No siento palpitar mi corazón…
Un débil sonido presiento, gota pálida sobre una hoja,
de a poco marcho, me deslío para ser parte de una nube,
de a poco estoy viajando,
como si morir fuera la estrella perseguida.

¡No lo sé!…
Me  veo en el espejo de tus ojos verdes,
me persigo, me quiebro a plena luz del día
y de nuevo resucito,
y no sé si soy yo, o eres tú.

Raquel Rueda Bohórquez
Barranquilla, septiembre 13/13

TE QUIERO [98]

TE QUIERO [98]

Me encadeno a decir: "te quiero".
En la brisa descubrirás el sonido de mi voz.
¿Eres tú mi flor de invierno?
¿Mariposa azul que clama por volar?

Te quiero sobre una rosa  ésta vez,
En la pálida corriente que se dirige al mar;
te quiero porque al quererte
un poco de mí toca tus alas
y un poco de ti, me alegra el día.

Raquel Rueda Bohórquez

Barranquilla, septiembre 13/13

¿ERES TÚ? [99]

 ¿ERES TÚ? [99]

Resucité, el fuego se extinguió con solo verte.
¿Puede la lluvia traer el perfume del amor?,
o serán falsos positivos en mi computador…

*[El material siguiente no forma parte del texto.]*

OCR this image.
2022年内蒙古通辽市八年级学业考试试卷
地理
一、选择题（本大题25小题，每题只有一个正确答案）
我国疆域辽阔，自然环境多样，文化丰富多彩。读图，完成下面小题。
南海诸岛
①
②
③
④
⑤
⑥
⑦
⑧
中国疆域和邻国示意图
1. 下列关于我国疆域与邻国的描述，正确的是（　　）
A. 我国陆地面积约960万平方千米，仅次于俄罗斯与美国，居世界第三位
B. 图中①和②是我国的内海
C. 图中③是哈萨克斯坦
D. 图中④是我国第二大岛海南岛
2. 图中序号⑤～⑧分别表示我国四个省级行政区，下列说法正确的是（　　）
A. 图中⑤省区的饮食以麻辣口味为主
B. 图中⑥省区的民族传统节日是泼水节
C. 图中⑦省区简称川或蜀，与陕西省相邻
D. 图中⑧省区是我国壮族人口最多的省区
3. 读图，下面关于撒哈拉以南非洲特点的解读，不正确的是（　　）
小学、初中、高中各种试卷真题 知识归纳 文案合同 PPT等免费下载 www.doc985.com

Si acaso vienes ésta vez, estaré de pie
viendo hacia la barca que de lejos se acerca,
o apresando un ave de metal con mis ojos.

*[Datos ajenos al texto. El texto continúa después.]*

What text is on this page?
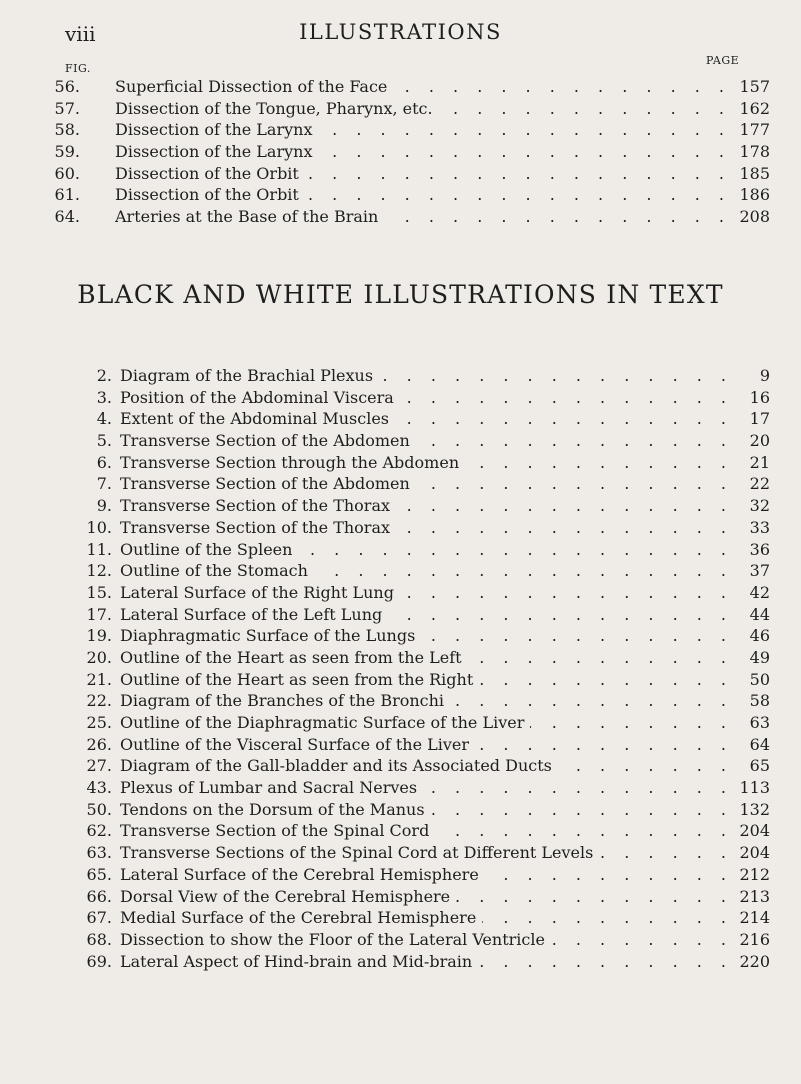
viii	ILLUSTRATIONS
FIG.
PAGE
56. Superficial Dissection of the Face . . .	157
57. Dissection of the Tongue, Pharynx, etc. . . .	162
58. Dissection of the Larynx . . .	177
59. Dissection of the Larynx . . .	178
60. Dissection of the Orbit . . .	185
61. Dissection of the Orbit . . .	186
64. Arteries at the Base of the Brain . . .	208
BLACK AND WHITE ILLUSTRATIONS IN TEXT
2. Diagram of the Brachial Plexus . . .	9
3. Position of the Abdominal Viscera . . .	16
4. Extent of the Abdominal Muscles . . .	17
5. Transverse Section of the Abdomen . . .	20
6. Transverse Section through the Abdomen . . .	21
7. Transverse Section of the Abdomen . . .	22
9. Transverse Section of the Thorax . . .	32
10. Transverse Section of the Thorax . . .	33
11. Outline of the Spleen . . .	36
12. Outline of the Stomach . . .	37
15. Lateral Surface of the Right Lung . . .	42
17. Lateral Surface of the Left Lung . . .	44
19. Diaphragmatic Surface of the Lungs . . .	46
20. Outline of the Heart as seen from the Left . . .	49
21. Outline of the Heart as seen from the Right . . .	50
22. Diagram of the Branches of the Bronchi . . .	58
25. Outline of the Diaphragmatic Surface of the Liver . . .	63
26. Outline of the Visceral Surface of the Liver . . .	64
27. Diagram of the Gall-bladder and its Associated Ducts . . .	65
43. Plexus of Lumbar and Sacral Nerves . . .	113
50. Tendons on the Dorsum of the Manus . . .	132
62. Transverse Section of the Spinal Cord . . .	204
63. Transverse Sections of the Spinal Cord at Different Levels . . .	204
65. Lateral Surface of the Cerebral Hemisphere . . .	212
66. Dorsal View of the Cerebral Hemisphere . . .	213
67. Medial Surface of the Cerebral Hemisphere . . .	214
68. Dissection to show the Floor of the Lateral Ventricle . . .	216
69. Lateral Aspect of Hind-brain and Mid-brain . . .	220
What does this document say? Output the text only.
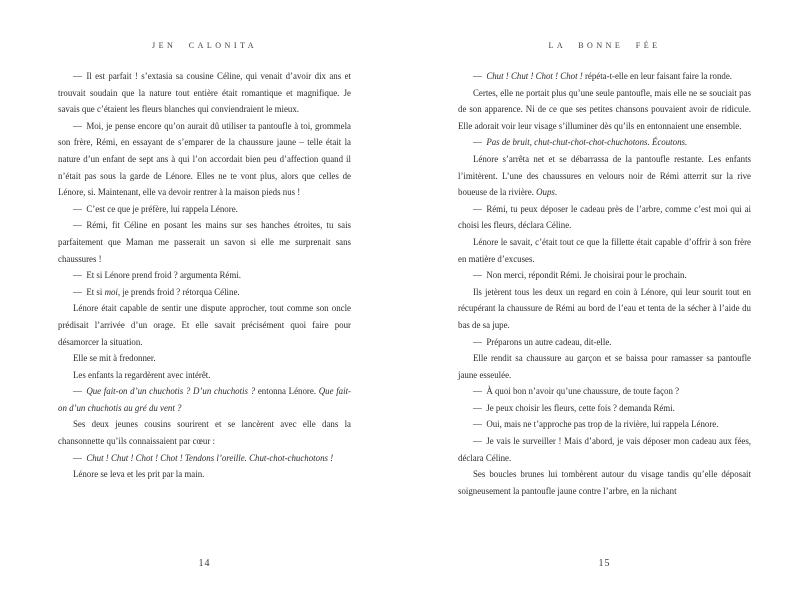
JEN CALONITA

— Il est parfait ! s’extasia sa cousine Céline, qui venait d’avoir dix ans et trouvait soudain que la nature tout entière était romantique et magnifique. Je savais que c’étaient les fleurs blanches qui conviendraient le mieux.

— Moi, je pense encore qu’on aurait dû utiliser ta pantoufle à toi, grommela son frère, Rémi, en essayant de s’emparer de la chaussure jaune – telle était la nature d’un enfant de sept ans à qui l’on accordait bien peu d’affection quand il n’était pas sous la garde de Lénore. Elles ne te vont plus, alors que celles de Lénore, si. Maintenant, elle va devoir rentrer à la maison pieds nus !

— C’est ce que je préfère, lui rappela Lénore.

— Rémi, fit Céline en posant les mains sur ses hanches étroites, tu sais parfaitement que Maman me passerait un savon si elle me surprenait sans chaussures !

— Et si Lénore prend froid ? argumenta Rémi.

— Et si moi, je prends froid ? rétorqua Céline.

Lénore était capable de sentir une dispute approcher, tout comme son oncle prédisait l’arrivée d’un orage. Et elle savait précisément quoi faire pour désamorcer la situation.

Elle se mit à fredonner.

Les enfants la regardèrent avec intérêt.

— Que fait-on d’un chuchotis ? D’un chuchotis ? entonna Lénore. Que fait-on d’un chuchotis au gré du vent ?

Ses deux jeunes cousins sourirent et se lancèrent avec elle dans la chansonnette qu’ils connaissaient par cœur :

— Chut ! Chut ! Chot ! Chot ! Tendons l’oreille. Chut-chot-chuchotons !

Lénore se leva et les prit par la main.

14
LA BONNE FÉE

— Chut ! Chut ! Chot ! Chot ! répéta-t-elle en leur faisant faire la ronde.

Certes, elle ne portait plus qu’une seule pantoufle, mais elle ne se souciait pas de son apparence. Ni de ce que ses petites chansons pouvaient avoir de ridicule. Elle adorait voir leur visage s’illuminer dès qu’ils en entonnaient une ensemble.

— Pas de bruit, chut-chut-chot-chot-chuchotons. Écoutons.

Lénore s’arrêta net et se débarrassa de la pantoufle restante. Les enfants l’imitèrent. L’une des chaussures en velours noir de Rémi atterrit sur la rive boueuse de la rivière. Oups.

— Rémi, tu peux déposer le cadeau près de l’arbre, comme c’est moi qui ai choisi les fleurs, déclara Céline.

Lénore le savait, c’était tout ce que la fillette était capable d’offrir à son frère en matière d’excuses.

— Non merci, répondit Rémi. Je choisirai pour le prochain.

Ils jetèrent tous les deux un regard en coin à Lénore, qui leur sourit tout en récupérant la chaussure de Rémi au bord de l’eau et tenta de la sécher à l’aide du bas de sa jupe.

— Préparons un autre cadeau, dit-elle.

Elle rendit sa chaussure au garçon et se baissa pour ramasser sa pantoufle jaune esseulée.

— À quoi bon n’avoir qu’une chaussure, de toute façon ?

— Je peux choisir les fleurs, cette fois ? demanda Rémi.

— Oui, mais ne t’approche pas trop de la rivière, lui rappela Lénore.

— Je vais le surveiller ! Mais d’abord, je vais déposer mon cadeau aux fées, déclara Céline.

Ses boucles brunes lui tombèrent autour du visage tandis qu’elle déposait soigneusement la pantoufle jaune contre l’arbre, en la nichant

15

Si eres tú, tengo sed de tus labios,
me gustaron tus ojos  verdes,
me agradó tu rostro claro y sonriente.

Pero si de nuevo desapareces, no tengo afán…
Seguiré esperándote, aunque llueva, o haga mucho sol,
aunque el frío invierno me encuentre sin una cobija de lana
o el calor intenso me haga desnudar.

Pueda ser que la tempestad me asuste,
que los rayos hieran mi corazón y duela un poco.
A pesar de la noche oscura y solitaria, te espero.
Aquí escucho sones felices,
y mis cachorros lamen mis pies sin enojo.

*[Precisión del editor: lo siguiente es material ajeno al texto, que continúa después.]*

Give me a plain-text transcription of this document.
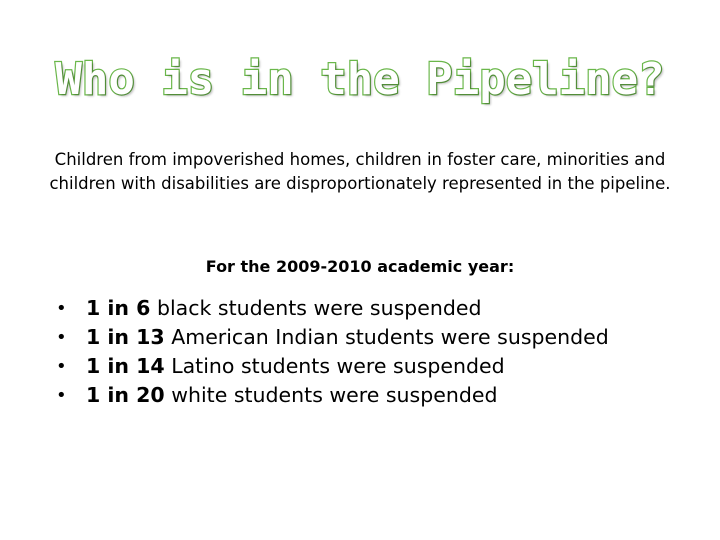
Who is in the Pipeline?
Children from impoverished homes, children in foster care, minorities and children with disabilities are disproportionately represented in the pipeline.
For the 2009-2010 academic year:
• 1 in 6 black students were suspended
• 1 in 13 American Indian students were suspended
• 1 in 14 Latino students were suspended
• 1 in 20 white students were suspended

Si eres tú, estaré ansiosa de abrazarte…
Pero si es una burla, no importa,
un día reímos y otro lloramos
un día hay sol intenso y al rato brisa entre los morichales,
y al segundo un arco iris majestuoso asoma
para seguir esperando,
sin prisas, ni afanes…

Raquel Rueda Bohórquez

Barranquilla, septiembre 13/13

EL SINSONTE [100]

EL SINSONTE [100]

Sobre elevada rama estaba mi sinsonte;
¡qué bellos ojos descubrí de madrugada!
Sus alas grises tenían brillo inconfundible
y al instante inició una bella tonada.

Me acerqué un poco para verle
sólo tenía ojos para el sol,
y los sonidos del viento
salían de su corazón.

¿Quién le enseñaría a trinar de esa manera?
No lo sé, pero embelesada quedé ante su belleza
y un salto mi corazón dio.

El sinsonte calló en un momento
ante la tibieza de unos rayos dorados abrió su alas
parecía una flor entre los guaduales,
una flor  gris que se dejaba llevar de la brisa.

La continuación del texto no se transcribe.